Scheen, AJ, Krzesinski, JM
Revue medicale de Liege. 2007;(10):639-43
Abstract
The controlled ADVANCE trial compared the incidence of major macrovascular and microvascular complications in 5,569 type 2 diabetic patients randomised to a fixed combination of perindopril and indapamide and in 5,571 patients randomised to placebo, followed for a mean duration of 4.3 years. Compared with patients assigned placebo, those assigned active therapy had a mean reduction in systolic blood pressure of 5.6 mm Hg and diastolic blood pressure of 2.2 mm Hg, despite the fact physicians were allowed to adjust antihypertensive therapy ad libitum.
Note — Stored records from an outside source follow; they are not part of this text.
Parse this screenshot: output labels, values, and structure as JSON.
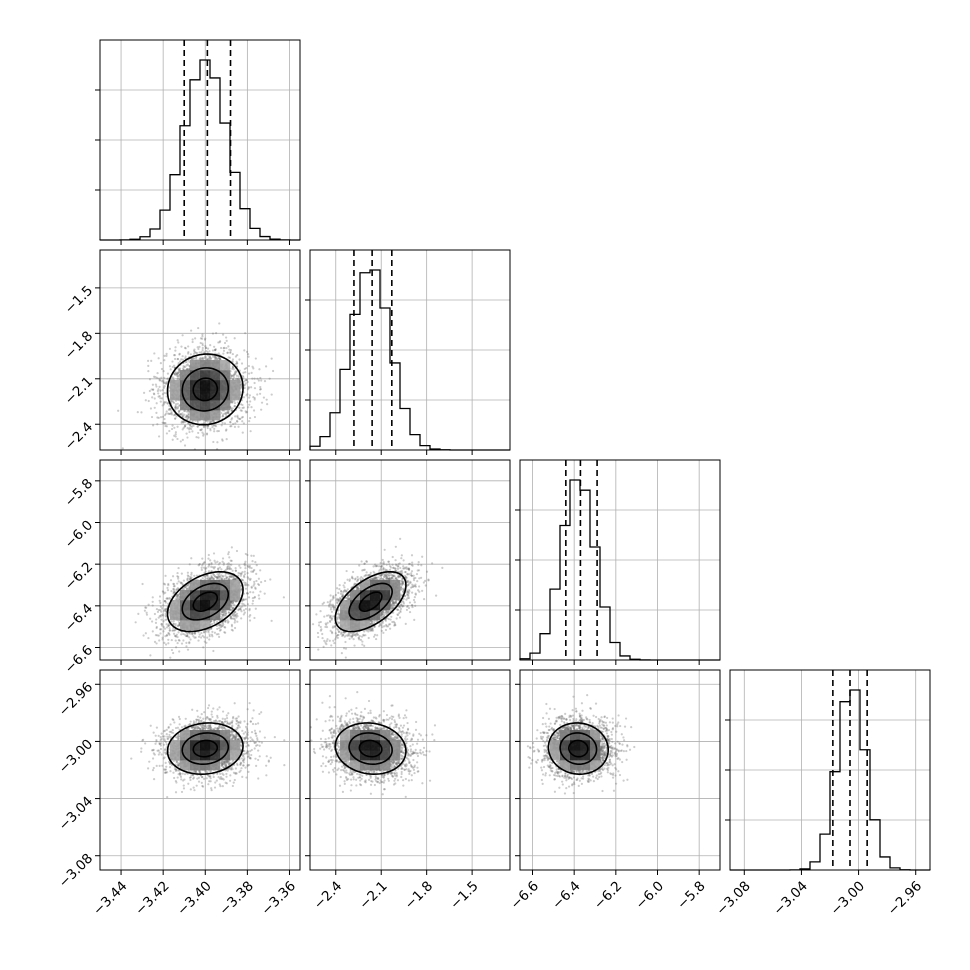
{
  "chart_data": {
    "type": "corner",
    "parameters": [
      {
        "id": "p0",
        "mean": -3.4,
        "sd": 0.01,
        "range": [
          -3.45,
          -3.355
        ],
        "ticks": [
          -3.44,
          -3.42,
          -3.4,
          -3.38,
          -3.36
        ],
        "tick_labels": [
          "−3.44",
          "−3.42",
          "−3.40",
          "−3.38",
          "−3.36"
        ],
        "quantiles": [
          -3.41,
          -3.399,
          -3.388
        ]
      },
      {
        "id": "p1",
        "mean": -2.17,
        "sd": 0.13,
        "range": [
          -2.57,
          -1.25
        ],
        "ticks": [
          -2.4,
          -2.1,
          -1.8,
          -1.5
        ],
        "tick_labels": [
          "−2.4",
          "−2.1",
          "−1.8",
          "−1.5"
        ],
        "quantiles": [
          -2.28,
          -2.16,
          -2.03
        ]
      },
      {
        "id": "p2",
        "mean": -6.38,
        "sd": 0.08,
        "range": [
          -6.66,
          -5.7
        ],
        "ticks": [
          -6.6,
          -6.4,
          -6.2,
          -6.0,
          -5.8
        ],
        "tick_labels": [
          "−6.6",
          "−6.4",
          "−6.2",
          "−6.0",
          "−5.8"
        ],
        "quantiles": [
          -6.44,
          -6.37,
          -6.29
        ]
      },
      {
        "id": "p3",
        "mean": -3.005,
        "sd": 0.01,
        "range": [
          -3.09,
          -2.95
        ],
        "ticks": [
          -3.08,
          -3.04,
          -3.0,
          -2.96
        ],
        "tick_labels": [
          "−3.08",
          "−3.04",
          "−3.00",
          "−2.96"
        ],
        "quantiles": [
          -3.018,
          -3.006,
          -2.994
        ]
      }
    ],
    "correlations": [
      {
        "pair": [
          0,
          1
        ],
        "rho": 0.05
      },
      {
        "pair": [
          0,
          2
        ],
        "rho": 0.4
      },
      {
        "pair": [
          1,
          2
        ],
        "rho": 0.55
      },
      {
        "pair": [
          0,
          3
        ],
        "rho": 0.1
      },
      {
        "pair": [
          1,
          3
        ],
        "rho": -0.1
      },
      {
        "pair": [
          2,
          3
        ],
        "rho": -0.05
      }
    ],
    "samples_per_panel": 2500,
    "histogram_bins": 20,
    "density_bins": 20,
    "contour_levels": [
      0.2,
      0.55,
      0.85
    ],
    "grid": true,
    "colors": {
      "ink": "#000000",
      "grid": "#b0b0b0",
      "points": "#6e6e6e"
    }
  }
}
The relative risk of a major macrovascular and microvascular event (primary endpoint) was reduced by 9% (p = 0.041) in the active group. The separate reductions in macrovascular and microvascular events were similar but were not independently statistically significant. The relative risk of death was significantly reduced by 14% (p = 0.025), essentially due to a lower death rate from cardiovascular diseases (-18%; p = 0.027). The incidence of any coronary event was also significantly reduced (-14 %; p = 0.020), while only a trend was observed for all cerebrovascular events. Finally, renal events were significantly less frequent (-21%; p < 0.0001) whereas all ocular events were only slightly reduced (-5%; NS) in the active group as compared to the placebo group. The fixed combination of perindopril and indapamide was well tolerated and easy to administer. Overall one death due to any cause would be averted among every 79 diabetic patients assigned active therapy for 5 years. There was no evidence that the effects of the study treatment differed by initial blood pressure level or concomitant use of other treatments at baseline.